Пит закрыл дверь. Как отсюда выбраться? Надо бежать. Но, прежде всего, как я попал на Титан?
Сколько времени провел? Дней… Быть может, недель.
Надо возвращаться домой к Кэрол. Господи! А что, если они ее уже убили, как Лакмена?
Они? Кто?
Он не знал. Ему объяснили… или не объяснили? Он действительно взял с собой сто пятьдесят долларов? Возможно. Знать должен был он — не они.
Высоко расположенное окно ванной. Он подвинул огромный металлический барабан с туалетной бумагой, стал на него, и ему удалось дотянуться до окна. Наглухо закрыто, наглухо закрашено. Он забарабанил кулаками по деревянной раме.
Окно, скрипя, приоткрылось.
Достаточно. Поджавшись, Пит пролез. Тьма, титанянская ночь… Он свалился вниз и падал, слыша производимый им же свист, какой производят птичьи крылья или, скорее, крылья жука, имеющие большую несущую поверхность относительно массы тела. — О-го-го! — кричал он, не слыша ничего, кроме свиста собственного падения.
Он ударился, ткнулся носом и вот лежал, страдая от боли в ногах. Сломал чертову лодыжку. Ковыляя, встал. Аллея, мусорные ящики, брусчатка; он поковылял на уличный свет. Справа — горящая красным неоном вывеска «У Дэйва». Бар. Он вышел черным ходом, из мужского умывальника, и без пальто. Ожидая, пока боль в лодыжках утихнет, стоял, прислонившись к стене здания.
Подъехал патрульный — рашмор, автоматический полицейский.
— У вас все в порядке, сэр?
— Да. Благодарю. Просто остановился… Видите ли… Зов природы. — Он замялся. — Благодарю.
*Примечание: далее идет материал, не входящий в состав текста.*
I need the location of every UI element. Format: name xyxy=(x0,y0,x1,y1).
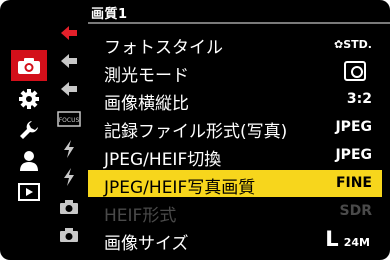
menu-item-label: 画像横縦比 xyxy=(104,94,189,114)
menu-item-image-size[interactable]: 画像サイズ L 24M xyxy=(88,226,382,254)
menu-item-value: JPEG xyxy=(335,119,372,135)
flash-icon xyxy=(64,168,74,186)
pointer-gray-icon xyxy=(61,54,77,68)
sub-tab-6[interactable] xyxy=(55,166,83,188)
menu-item-heif-format: HEIF形式 SDR xyxy=(88,198,382,226)
sub-tab-5[interactable] xyxy=(55,138,83,160)
camera-small-icon xyxy=(60,200,78,214)
tab-photo[interactable] xyxy=(11,50,47,81)
tab-setup[interactable] xyxy=(11,114,47,145)
sub-tab-2[interactable] xyxy=(55,50,83,72)
tab-custom[interactable] xyxy=(11,83,47,114)
image-size-value: L 24M xyxy=(325,227,370,251)
title-divider xyxy=(88,22,390,24)
playback-icon xyxy=(18,182,40,201)
photo-style-value: ✿STD. xyxy=(334,38,372,51)
menu-item-value: JPEG xyxy=(335,147,372,163)
flash-icon xyxy=(64,140,74,158)
pointer-gray-icon xyxy=(61,82,77,96)
sub-tab-3[interactable] xyxy=(55,78,83,100)
menu-item-metering-mode[interactable]: 測光モード xyxy=(88,58,382,86)
menu-item-file-format[interactable]: 記録ファイル形式(写真) JPEG xyxy=(88,114,382,142)
menu-item-label: 測光モード xyxy=(104,66,189,86)
camera-small-icon xyxy=(60,228,78,242)
menu-item-photo-style[interactable]: フォトスタイル ✿STD. xyxy=(88,30,382,58)
sub-tab-8[interactable] xyxy=(55,224,83,246)
menu-item-label: 画像サイズ xyxy=(104,234,189,254)
sub-tab-1[interactable] xyxy=(55,22,83,44)
menu-item-label: HEIF形式 xyxy=(104,206,177,226)
gear-icon xyxy=(19,88,39,109)
sub-tab-4[interactable]: FOCUS xyxy=(55,108,83,130)
menu-item-label: 記録ファイル形式(写真) xyxy=(104,122,288,142)
menu-title: 画質1 xyxy=(91,7,128,22)
camera-icon xyxy=(18,57,40,74)
menu-item-label: フォトスタイル xyxy=(104,38,223,58)
tab-my-menu[interactable] xyxy=(11,145,47,176)
metering-icon xyxy=(344,61,366,81)
menu-item-value: 3:2 xyxy=(346,91,372,107)
focus-badge-icon: FOCUS xyxy=(57,111,81,127)
menu-item-label: JPEG/HEIF切換 xyxy=(104,150,222,170)
svg-text:FOCUS: FOCUS xyxy=(59,117,80,124)
menu-item-jpeg-heif-quality[interactable]: JPEG/HEIF写真画質 FINE xyxy=(88,170,382,198)
menu-item-label: JPEG/HEIF写真画質 xyxy=(104,178,256,198)
tab-playback[interactable] xyxy=(11,176,47,207)
menu-item-jpeg-heif-switch[interactable]: JPEG/HEIF切換 JPEG xyxy=(88,142,382,170)
pointer-red-icon xyxy=(61,26,77,40)
person-icon xyxy=(20,150,38,171)
menu-item-aspect-ratio[interactable]: 画像横縦比 3:2 xyxy=(88,86,382,114)
menu-item-value: FINE xyxy=(335,175,372,191)
menu-item-value: SDR xyxy=(339,203,372,219)
wrench-icon xyxy=(20,120,38,139)
sub-tab-7[interactable] xyxy=(55,196,83,218)
camera-menu-screen: 画質1 FOCUS フォトスタイル ✿STD. 測光モード 画像横縦比 3:2 … xyxy=(0,0,390,260)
Рашмор-полицейский покатил дальше.
В каком я городе? Воздух — влажный, пахнет теплом. Чикаго? Сент-Луис? Воздух теплый, вонючий, а не чистый воздух Сан-Франциско. Он неровным шагом пошел по улице, прочь от бара «У Дэйва». В котором — просящий на выпивку ваг, обдирающий посетителей-землян, убалтывающий их на образованный лад. В поисках бумажника схватился за карман брюк. Исчез. Господи Иисусе! Поискал в пиджаке: есть. Облегченно вздохнул.